This summer was the hottest on record in the northern hemisphere, a US federal agency has said – just a day after Donald Trump categorically denied climate change during a visit to fire-striken California and told officials there: “It'll start getting cooler. You just watch.”
The National Oceanic and Atmospheric Administration (NOAA) published its monthly global climate report on Monday, which found that not only was August 2020 the second-warmest August on record but that north of the equator it had also been the hottest summer since records began.
When taking into account the rest of the world, it was the third-hottest, three-month season ever, NOAA found.
From June until August 2020, temperatures soared, surpassing both 2019 and 2016, which were previously tied for hottest.
Globally, the 10 hottest Augusts have all happened since 1998. The five warmest have been since 2015.

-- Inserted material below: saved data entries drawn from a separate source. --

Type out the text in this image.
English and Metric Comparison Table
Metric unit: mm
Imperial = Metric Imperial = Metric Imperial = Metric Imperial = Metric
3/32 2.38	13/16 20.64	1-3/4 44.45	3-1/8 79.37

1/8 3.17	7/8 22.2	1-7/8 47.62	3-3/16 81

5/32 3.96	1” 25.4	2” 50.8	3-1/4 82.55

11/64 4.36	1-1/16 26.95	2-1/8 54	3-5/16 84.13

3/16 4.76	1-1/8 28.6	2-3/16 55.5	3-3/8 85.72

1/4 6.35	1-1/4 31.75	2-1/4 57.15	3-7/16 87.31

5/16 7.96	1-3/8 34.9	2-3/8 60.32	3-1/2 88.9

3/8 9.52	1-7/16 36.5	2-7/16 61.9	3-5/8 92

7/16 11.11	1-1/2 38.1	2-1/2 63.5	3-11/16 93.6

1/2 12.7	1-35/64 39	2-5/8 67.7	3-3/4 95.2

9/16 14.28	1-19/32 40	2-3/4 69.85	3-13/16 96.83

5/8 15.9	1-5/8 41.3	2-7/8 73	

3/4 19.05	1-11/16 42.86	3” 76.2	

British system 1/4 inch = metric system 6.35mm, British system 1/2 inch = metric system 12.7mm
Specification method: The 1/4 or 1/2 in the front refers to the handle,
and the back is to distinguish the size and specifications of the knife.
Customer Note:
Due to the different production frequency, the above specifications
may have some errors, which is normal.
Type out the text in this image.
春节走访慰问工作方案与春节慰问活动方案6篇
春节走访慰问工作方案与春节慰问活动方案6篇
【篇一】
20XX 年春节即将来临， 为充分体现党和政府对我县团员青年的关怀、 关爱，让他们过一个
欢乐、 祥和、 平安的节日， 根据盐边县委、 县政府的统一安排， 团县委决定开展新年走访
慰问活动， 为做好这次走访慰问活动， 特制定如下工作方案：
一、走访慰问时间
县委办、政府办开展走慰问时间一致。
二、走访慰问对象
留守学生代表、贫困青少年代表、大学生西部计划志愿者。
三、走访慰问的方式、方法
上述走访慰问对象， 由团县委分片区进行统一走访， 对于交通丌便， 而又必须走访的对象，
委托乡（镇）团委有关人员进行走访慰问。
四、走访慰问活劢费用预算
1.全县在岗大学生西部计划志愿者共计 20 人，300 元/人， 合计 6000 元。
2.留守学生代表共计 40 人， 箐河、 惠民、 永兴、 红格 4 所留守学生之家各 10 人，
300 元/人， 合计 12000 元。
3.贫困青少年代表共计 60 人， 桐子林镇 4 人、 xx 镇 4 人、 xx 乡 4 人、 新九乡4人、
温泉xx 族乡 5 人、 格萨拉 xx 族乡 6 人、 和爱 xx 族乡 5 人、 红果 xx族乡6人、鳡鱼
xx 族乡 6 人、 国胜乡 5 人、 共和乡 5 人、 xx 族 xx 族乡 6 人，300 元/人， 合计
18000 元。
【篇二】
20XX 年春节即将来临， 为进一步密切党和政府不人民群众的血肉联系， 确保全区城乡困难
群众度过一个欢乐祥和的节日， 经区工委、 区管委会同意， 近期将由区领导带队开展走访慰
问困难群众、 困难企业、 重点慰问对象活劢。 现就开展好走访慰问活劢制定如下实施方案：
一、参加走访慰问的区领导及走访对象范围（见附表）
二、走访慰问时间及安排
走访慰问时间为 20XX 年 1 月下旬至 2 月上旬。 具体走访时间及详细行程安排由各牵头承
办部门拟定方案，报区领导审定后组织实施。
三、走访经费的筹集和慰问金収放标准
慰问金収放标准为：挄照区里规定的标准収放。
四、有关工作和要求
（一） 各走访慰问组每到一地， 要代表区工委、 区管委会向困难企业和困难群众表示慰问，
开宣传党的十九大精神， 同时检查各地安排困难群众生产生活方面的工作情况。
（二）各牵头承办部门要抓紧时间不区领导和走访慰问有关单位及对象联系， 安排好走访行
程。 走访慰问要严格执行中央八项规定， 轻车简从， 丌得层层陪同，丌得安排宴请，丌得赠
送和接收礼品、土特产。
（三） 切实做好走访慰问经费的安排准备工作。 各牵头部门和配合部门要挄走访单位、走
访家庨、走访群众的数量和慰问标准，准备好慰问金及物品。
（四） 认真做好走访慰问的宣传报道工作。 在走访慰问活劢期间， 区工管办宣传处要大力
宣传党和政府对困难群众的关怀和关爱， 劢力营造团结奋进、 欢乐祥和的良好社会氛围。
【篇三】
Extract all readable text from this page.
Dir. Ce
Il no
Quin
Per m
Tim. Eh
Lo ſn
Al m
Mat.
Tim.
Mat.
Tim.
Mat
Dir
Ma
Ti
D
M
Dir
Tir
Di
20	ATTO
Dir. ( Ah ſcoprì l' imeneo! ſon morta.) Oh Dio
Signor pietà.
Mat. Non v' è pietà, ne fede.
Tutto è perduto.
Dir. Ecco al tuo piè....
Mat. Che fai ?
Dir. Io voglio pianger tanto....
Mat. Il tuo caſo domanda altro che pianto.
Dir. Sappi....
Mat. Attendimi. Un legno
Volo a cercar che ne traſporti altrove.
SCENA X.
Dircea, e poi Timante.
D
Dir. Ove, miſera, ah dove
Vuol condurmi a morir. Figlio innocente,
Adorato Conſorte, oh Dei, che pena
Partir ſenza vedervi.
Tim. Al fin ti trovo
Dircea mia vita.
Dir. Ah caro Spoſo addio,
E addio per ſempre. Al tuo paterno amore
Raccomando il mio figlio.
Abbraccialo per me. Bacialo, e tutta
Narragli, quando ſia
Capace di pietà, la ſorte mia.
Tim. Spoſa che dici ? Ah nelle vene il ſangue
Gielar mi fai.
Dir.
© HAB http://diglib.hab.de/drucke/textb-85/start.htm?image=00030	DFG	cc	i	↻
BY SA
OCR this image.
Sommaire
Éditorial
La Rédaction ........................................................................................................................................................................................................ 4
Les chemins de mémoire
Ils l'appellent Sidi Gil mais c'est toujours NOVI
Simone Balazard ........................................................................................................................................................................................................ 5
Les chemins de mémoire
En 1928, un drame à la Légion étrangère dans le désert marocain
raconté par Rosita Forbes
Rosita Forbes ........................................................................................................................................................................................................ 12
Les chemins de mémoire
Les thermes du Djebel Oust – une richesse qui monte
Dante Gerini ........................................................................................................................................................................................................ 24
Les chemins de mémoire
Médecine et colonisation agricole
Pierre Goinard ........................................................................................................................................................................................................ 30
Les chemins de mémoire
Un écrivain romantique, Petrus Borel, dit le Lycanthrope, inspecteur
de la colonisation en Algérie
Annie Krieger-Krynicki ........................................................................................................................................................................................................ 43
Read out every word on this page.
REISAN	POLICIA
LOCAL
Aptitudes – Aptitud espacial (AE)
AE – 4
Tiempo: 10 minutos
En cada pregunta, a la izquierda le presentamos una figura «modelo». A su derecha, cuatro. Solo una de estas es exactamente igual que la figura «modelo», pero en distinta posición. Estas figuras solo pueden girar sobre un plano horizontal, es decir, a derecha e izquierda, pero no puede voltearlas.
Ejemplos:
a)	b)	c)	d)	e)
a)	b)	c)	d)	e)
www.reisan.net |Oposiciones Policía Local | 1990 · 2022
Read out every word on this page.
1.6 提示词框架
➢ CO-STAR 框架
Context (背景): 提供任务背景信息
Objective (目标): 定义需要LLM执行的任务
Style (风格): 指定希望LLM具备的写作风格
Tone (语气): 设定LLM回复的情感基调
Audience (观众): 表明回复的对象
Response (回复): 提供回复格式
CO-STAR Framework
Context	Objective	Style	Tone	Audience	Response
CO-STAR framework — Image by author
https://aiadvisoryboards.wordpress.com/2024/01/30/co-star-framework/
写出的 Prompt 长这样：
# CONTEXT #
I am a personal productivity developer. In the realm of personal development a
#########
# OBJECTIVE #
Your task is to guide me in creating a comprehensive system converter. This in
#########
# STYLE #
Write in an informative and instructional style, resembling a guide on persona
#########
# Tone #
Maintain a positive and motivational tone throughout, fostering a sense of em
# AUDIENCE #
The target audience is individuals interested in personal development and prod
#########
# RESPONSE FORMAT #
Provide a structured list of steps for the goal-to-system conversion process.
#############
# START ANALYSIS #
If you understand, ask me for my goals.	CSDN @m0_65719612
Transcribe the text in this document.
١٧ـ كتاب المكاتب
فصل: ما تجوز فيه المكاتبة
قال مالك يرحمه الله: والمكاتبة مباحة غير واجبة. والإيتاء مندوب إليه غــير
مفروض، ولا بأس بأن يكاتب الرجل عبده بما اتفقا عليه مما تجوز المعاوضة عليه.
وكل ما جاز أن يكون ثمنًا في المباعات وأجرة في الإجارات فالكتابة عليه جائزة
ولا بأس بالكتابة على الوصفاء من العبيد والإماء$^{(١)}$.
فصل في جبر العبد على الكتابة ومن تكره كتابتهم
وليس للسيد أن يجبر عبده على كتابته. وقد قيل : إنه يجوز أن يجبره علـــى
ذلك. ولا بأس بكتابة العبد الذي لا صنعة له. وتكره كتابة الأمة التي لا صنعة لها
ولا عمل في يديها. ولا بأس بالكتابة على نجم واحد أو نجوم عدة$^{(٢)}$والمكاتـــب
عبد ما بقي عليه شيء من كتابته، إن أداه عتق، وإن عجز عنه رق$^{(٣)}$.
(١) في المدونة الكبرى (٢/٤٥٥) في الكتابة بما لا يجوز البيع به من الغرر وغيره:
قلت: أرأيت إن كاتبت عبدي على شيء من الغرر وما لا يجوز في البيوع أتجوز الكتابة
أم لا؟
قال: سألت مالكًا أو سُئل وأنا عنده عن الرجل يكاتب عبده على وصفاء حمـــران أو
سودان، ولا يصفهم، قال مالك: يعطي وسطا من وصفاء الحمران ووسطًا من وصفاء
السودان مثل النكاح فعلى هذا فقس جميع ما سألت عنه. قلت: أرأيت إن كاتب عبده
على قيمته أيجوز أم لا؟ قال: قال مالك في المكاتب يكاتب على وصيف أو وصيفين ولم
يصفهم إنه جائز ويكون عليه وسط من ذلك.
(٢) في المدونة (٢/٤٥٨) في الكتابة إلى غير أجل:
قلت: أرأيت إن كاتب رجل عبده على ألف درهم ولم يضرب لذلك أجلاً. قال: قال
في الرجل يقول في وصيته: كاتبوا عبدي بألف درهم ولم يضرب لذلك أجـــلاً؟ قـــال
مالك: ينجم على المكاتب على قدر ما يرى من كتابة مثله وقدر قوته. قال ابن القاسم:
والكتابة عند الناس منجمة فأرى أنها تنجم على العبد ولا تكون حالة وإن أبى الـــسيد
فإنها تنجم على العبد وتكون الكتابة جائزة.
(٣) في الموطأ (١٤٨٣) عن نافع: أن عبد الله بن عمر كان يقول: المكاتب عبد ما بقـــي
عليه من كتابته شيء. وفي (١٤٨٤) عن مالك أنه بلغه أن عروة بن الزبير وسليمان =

The federal agency also found that, based on statistical analysis, 2020 is highly likely eventually to rank among the five warmest years on record.
As NOAA’s official Twitter account was tweeting out global maps blanketed in red dots, labelled #StateOfClimate, on Monday, President Trump was arriving in Sacramento for a briefing on California's historic wildfire season.
Although fires are part of the ecosystem in western regions, it is the climate crisis that is making them more frequent and more intense as conditions become hotter and drier.
Mr Trump said that poor forest management and “exploding trees” were the cause of the wildfires, while entirely ignoring climate change.
"When trees fall down after a short period of time, about 18 months, they become very dry," the president said. "They become really like a matchstick ... you know, there's no more water pouring through and they become very, very — they just explode. They can explode."
During the meeting, the president went on to tell officials that he believes scientists have not yet proven there is a climate crisis.
"We want to work with you to really recognise the changing climate,” California Secretary for Natural Resources Wade Crowfoot told Mr Trump.
"It'll start getting cooler. You just watch,” the president shot back, grinning at the official.
In a rare public rebuke of a sitting president, Mr Crowfoot replied: "I wish science agreed with you".
Mr Trump countered: "Well, I don't think science knows actually."
NASA states that 97 per cent or more of climate scientists agree that climate-warming trends over the past century are extremely likely due to human activities.